En el camino que iba de Somport a Puente la Reina (Gares), en el término municipal de Muruzábal (Muruzabal), y en pleno campo, en los últimos años del siglo xii y primeros del siguiente, se levanta este enigmático edificio de planta octogonal, rematado por un ábside pentagonal. Rodea el templo una galería de arcos de medio punto, completada en época moderna.
Se ha conjeturado que pudiera formar parte de un conjunto hospitalario atendido por la orden de San Juan de Jerusalén, y que funcionaba a modo de capilla funeraria provista de un cementerio anejo; de hecho, referencias documentales del siglo xvi procedentes del archivo catedralicio de Pamplona (Iruña), nos dicen que en su entorno había numerosas sepulturas.
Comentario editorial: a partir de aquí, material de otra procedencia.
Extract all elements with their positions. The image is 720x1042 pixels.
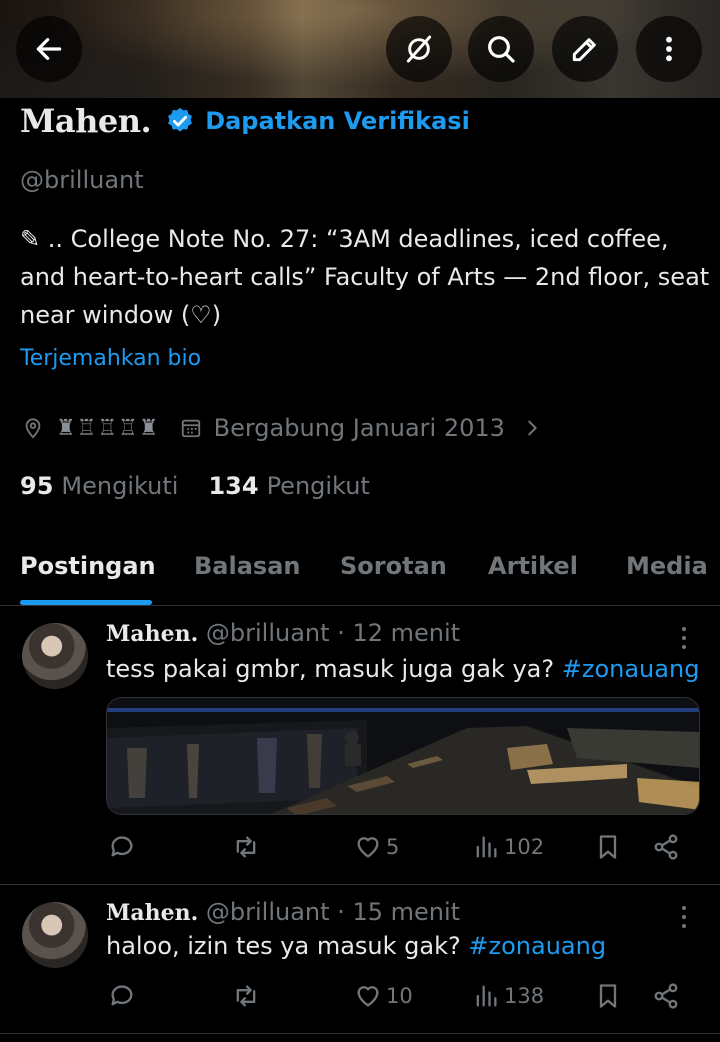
follow-stats: 95 Mengikuti 134 Pengikut	[20, 472, 370, 500]
views-button[interactable]: 102	[472, 833, 544, 861]
views-button[interactable]: 138	[472, 982, 544, 1010]
like-count: 5	[386, 835, 400, 859]
tweet-header: Mahen. @brilluant · 15 menit	[106, 898, 460, 926]
tweet-media-image[interactable]	[106, 697, 700, 815]
like-count: 10	[386, 984, 413, 1008]
profile-tabs: Postingan Balasan Sorotan Artikel Media	[0, 536, 720, 606]
tab-balasan[interactable]: Balasan	[194, 552, 300, 580]
tab-sorotan[interactable]: Sorotan	[340, 552, 447, 580]
like-button[interactable]: 10	[354, 982, 413, 1010]
following-label: Mengikuti	[61, 472, 179, 500]
following-link[interactable]: 95 Mengikuti	[20, 472, 178, 500]
tweet-header: Mahen. @brilluant · 12 menit	[106, 619, 460, 647]
views-chart-icon	[476, 836, 497, 858]
back-arrow-icon	[36, 38, 62, 60]
tweet-body: tess pakai gmbr, masuk juga gak ya?	[106, 655, 555, 683]
tweet-more-icon[interactable]	[674, 904, 694, 930]
more-vertical-icon	[666, 36, 672, 62]
following-count: 95	[20, 472, 54, 500]
hashtag-link[interactable]: #zonauang	[562, 655, 700, 683]
grok-icon	[406, 35, 432, 63]
repost-icon	[236, 985, 256, 1007]
share-button[interactable]	[652, 833, 680, 861]
profile-handle: @brilluant	[20, 166, 144, 194]
chevron-right-icon[interactable]	[521, 417, 543, 439]
tweet-actions: 5 102	[106, 833, 706, 865]
repost-button[interactable]	[232, 833, 260, 861]
tweet-item[interactable]: Mahen. @brilluant · 15 menit haloo, izin…	[0, 886, 720, 1034]
tab-media[interactable]: Media	[626, 552, 708, 580]
verified-badge-icon[interactable]	[165, 106, 195, 136]
profile-bio: ✎ .. College Note No. 27: “3AM deadlines…	[20, 225, 710, 329]
bookmark-icon	[599, 984, 617, 1008]
tweet-time: · 15 menit	[337, 898, 461, 926]
bookmark-button[interactable]	[594, 833, 622, 861]
tab-postingan[interactable]: Postingan	[20, 552, 156, 580]
reply-icon	[111, 836, 133, 857]
repost-icon	[236, 836, 256, 858]
repost-button[interactable]	[232, 982, 260, 1010]
tweet-author-name: Mahen.	[106, 621, 199, 647]
tab-artikel[interactable]: Artikel	[488, 552, 578, 580]
get-verified-link[interactable]: Dapatkan Verifikasi	[205, 107, 470, 135]
profile-location: ♜♖♖♖♜	[56, 415, 160, 441]
followers-link[interactable]: 134 Pengikut	[208, 472, 369, 500]
views-chart-icon	[476, 985, 497, 1007]
hashtag-link[interactable]: #zonauang	[468, 932, 606, 960]
tweet-text: tess pakai gmbr, masuk juga gak ya? #zon…	[106, 655, 699, 683]
profile-meta-row: ♜♖♖♖♜ Bergabung Januari 2013	[22, 414, 543, 442]
back-button[interactable]	[16, 16, 82, 82]
edit-icon	[572, 38, 596, 62]
tweet-author-name: Mahen.	[106, 900, 199, 926]
grok-button[interactable]	[386, 16, 452, 82]
riverside-night-photo	[107, 698, 699, 814]
tweet-time: · 12 menit	[337, 619, 461, 647]
tweet-more-icon[interactable]	[674, 625, 694, 651]
followers-count: 134	[208, 472, 259, 500]
calendar-icon	[181, 419, 200, 438]
like-button[interactable]: 5	[354, 833, 399, 861]
tweet-item[interactable]: Mahen. @brilluant · 12 menit tess pakai …	[0, 607, 720, 885]
share-icon	[654, 983, 678, 1009]
profile-name: Mahen.	[20, 102, 152, 140]
reply-icon	[111, 985, 133, 1006]
profile-joined-date[interactable]: Bergabung Januari 2013	[214, 414, 505, 442]
bookmark-button[interactable]	[594, 982, 622, 1010]
search-button[interactable]	[468, 16, 534, 82]
profile-name-row: Mahen. Dapatkan Verifikasi	[20, 102, 470, 140]
reply-button[interactable]	[108, 982, 136, 1010]
share-button[interactable]	[652, 982, 680, 1010]
tweet-author-handle: @brilluant	[205, 619, 330, 647]
heart-icon	[357, 837, 379, 858]
reply-button[interactable]	[108, 833, 136, 861]
tweet-body: haloo, izin tes ya masuk gak?	[106, 932, 461, 960]
bookmark-icon	[599, 835, 617, 859]
views-count: 138	[504, 984, 545, 1008]
translate-bio-link[interactable]: Terjemahkan bio	[20, 346, 201, 371]
avatar[interactable]	[22, 623, 88, 689]
location-pin-icon	[25, 418, 41, 439]
followers-label: Pengikut	[266, 472, 370, 500]
share-icon	[654, 834, 678, 860]
search-icon	[488, 36, 515, 63]
tweet-actions: 10 138	[106, 982, 706, 1014]
tweet-author-handle: @brilluant	[205, 898, 330, 926]
avatar[interactable]	[22, 902, 88, 968]
tweet-text: haloo, izin tes ya masuk gak? #zonauang	[106, 932, 606, 960]
views-count: 102	[504, 835, 545, 859]
heart-icon	[357, 986, 379, 1007]
edit-button[interactable]	[552, 16, 618, 82]
active-tab-indicator	[20, 600, 152, 605]
more-options-button[interactable]	[636, 16, 702, 82]
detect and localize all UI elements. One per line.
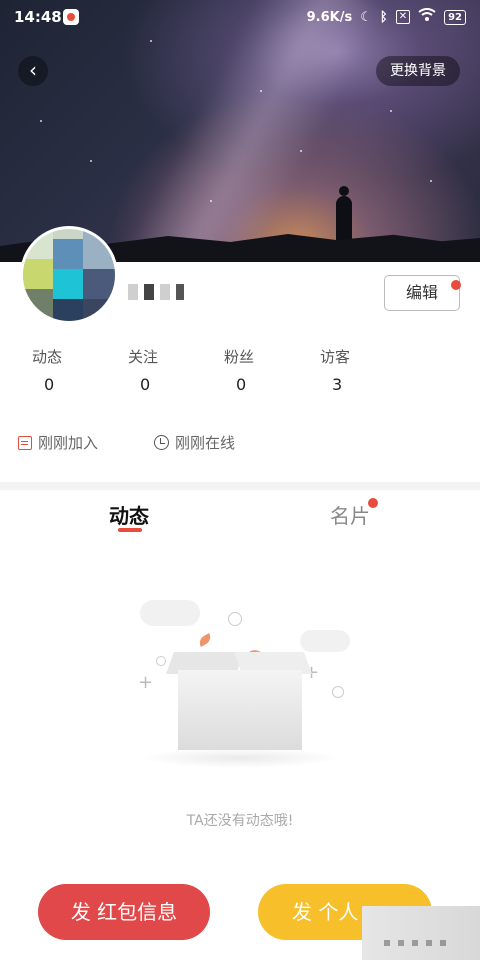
stat-posts[interactable]: 动态 0 xyxy=(32,346,92,394)
notification-dot xyxy=(368,498,378,508)
profile-background-image xyxy=(0,0,480,262)
clock-icon xyxy=(154,435,169,450)
moon-icon: ☾ xyxy=(360,9,372,25)
edit-label: 编辑 xyxy=(405,283,438,302)
status-bar: 14:48 9.6K/s ☾ ᛒ ✕ 92 xyxy=(0,0,480,34)
empty-box-illustration: + + xyxy=(120,590,360,780)
notification-dot xyxy=(451,280,461,290)
nickname-redacted xyxy=(128,284,184,300)
empty-state-message: TA还没有动态哦! xyxy=(186,813,294,829)
wifi-icon xyxy=(418,8,436,26)
edit-profile-button[interactable]: 编辑 xyxy=(384,275,461,311)
stat-following[interactable]: 关注 0 xyxy=(128,346,188,394)
stat-value: 3 xyxy=(332,375,343,394)
app-icon xyxy=(63,9,79,25)
stat-label: 动态 xyxy=(32,348,63,366)
stat-label: 关注 xyxy=(128,348,159,366)
overlay-watermark xyxy=(362,906,480,960)
tab-posts[interactable]: 动态 xyxy=(109,500,149,529)
online-info: 刚刚在线 xyxy=(154,432,235,453)
silhouette-figure xyxy=(336,186,352,242)
section-divider xyxy=(0,482,480,490)
stat-value: 0 xyxy=(44,375,55,394)
avatar[interactable] xyxy=(20,226,118,324)
tab-active-indicator xyxy=(118,528,142,532)
stat-value: 0 xyxy=(236,375,247,394)
tab-label: 动态 xyxy=(109,504,149,528)
network-speed: 9.6K/s xyxy=(306,9,353,25)
stat-fans[interactable]: 粉丝 0 xyxy=(224,346,284,394)
tab-business-card[interactable]: 名片 xyxy=(330,498,378,529)
change-background-button[interactable]: 更换背景 xyxy=(376,56,460,86)
bluetooth-icon: ᛒ xyxy=(379,9,388,25)
stat-value: 0 xyxy=(140,375,151,394)
sim-x-icon: ✕ xyxy=(395,10,411,24)
chevron-left-icon: ‹ xyxy=(29,58,37,82)
back-button[interactable]: ‹ xyxy=(18,56,48,86)
stat-label: 访客 xyxy=(320,348,351,366)
status-time: 14:48 xyxy=(14,8,62,26)
joined-info: 刚刚加入 xyxy=(18,432,98,453)
battery-icon: 92 xyxy=(444,9,466,25)
online-text: 刚刚在线 xyxy=(175,434,236,452)
joined-text: 刚刚加入 xyxy=(38,434,99,452)
post-red-packet-button[interactable]: 发 红包信息 xyxy=(38,884,210,940)
tab-label: 名片 xyxy=(330,504,370,528)
calendar-icon xyxy=(18,435,32,450)
stat-label: 粉丝 xyxy=(224,348,255,366)
status-icons: 9.6K/s ☾ ᛒ ✕ 92 xyxy=(307,8,466,26)
stat-visitors[interactable]: 访客 3 xyxy=(320,346,380,394)
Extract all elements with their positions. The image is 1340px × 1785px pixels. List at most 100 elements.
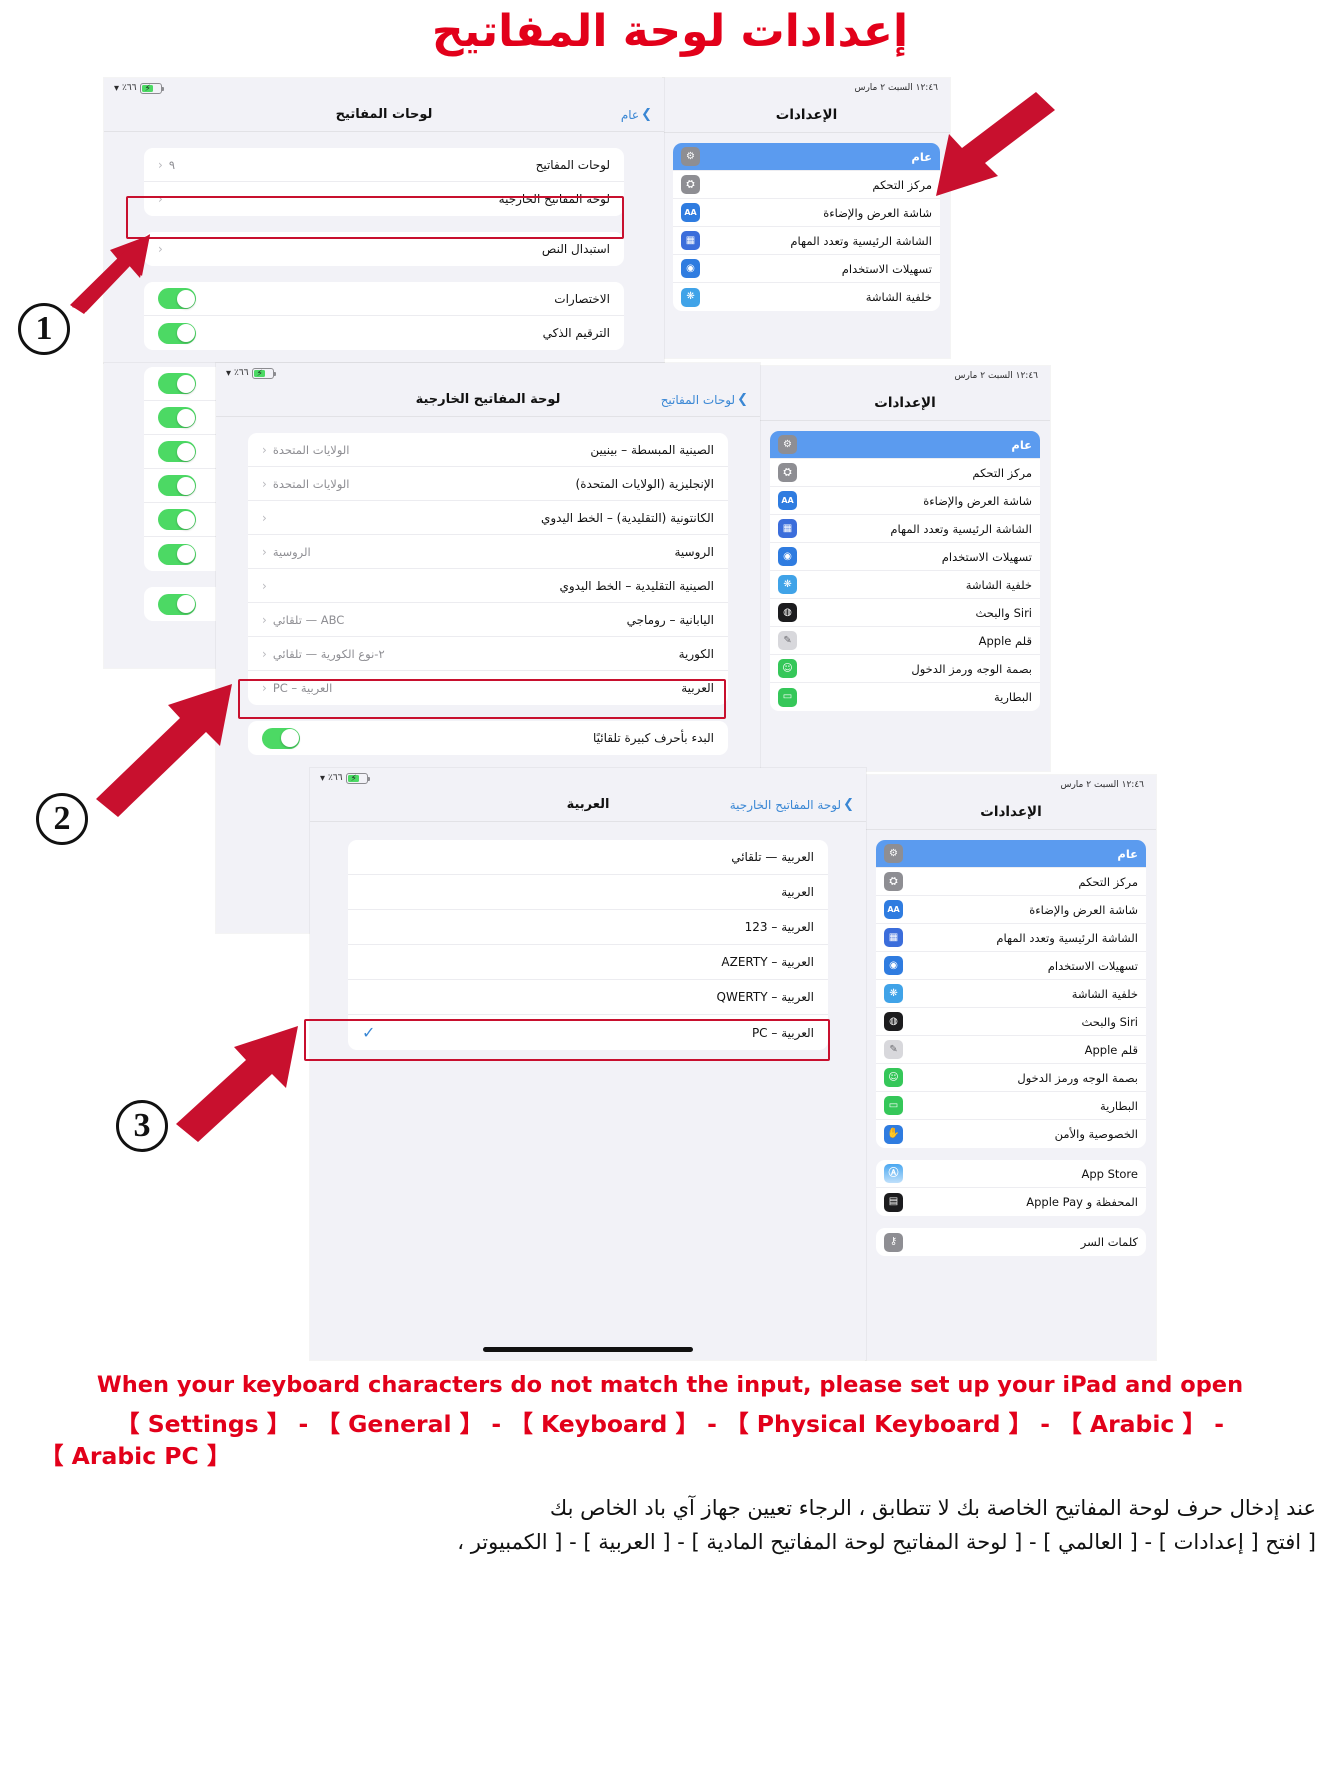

La existencia de un husillo exterior de subida al tejado, evidencia la presencia en el pasado de una linterna encima de la cubierta, similar a la que aún hoy pervive en el templo del Santo Sepulcro de Torres del Río, ubicado en el mismo Camino de Santiago. Obras posteriores hicieron desaparecer en Eunate dicha estructura, que fue sustituida por una sencilla espadaña. En dicha linterna, un farol, continuamente encendido, serviría de guía nocturna para peregrinos, y de recuerdo de difuntos, al igual que en otras «torres de muertos» conocidas en Francia (Montmorillon, Montmajour, etc.). Por último, no olvidemos que la planta centralizada siempre se ha relacionado con el Santo Sepulcro de Jerusalén y con la arquitectura funeraria.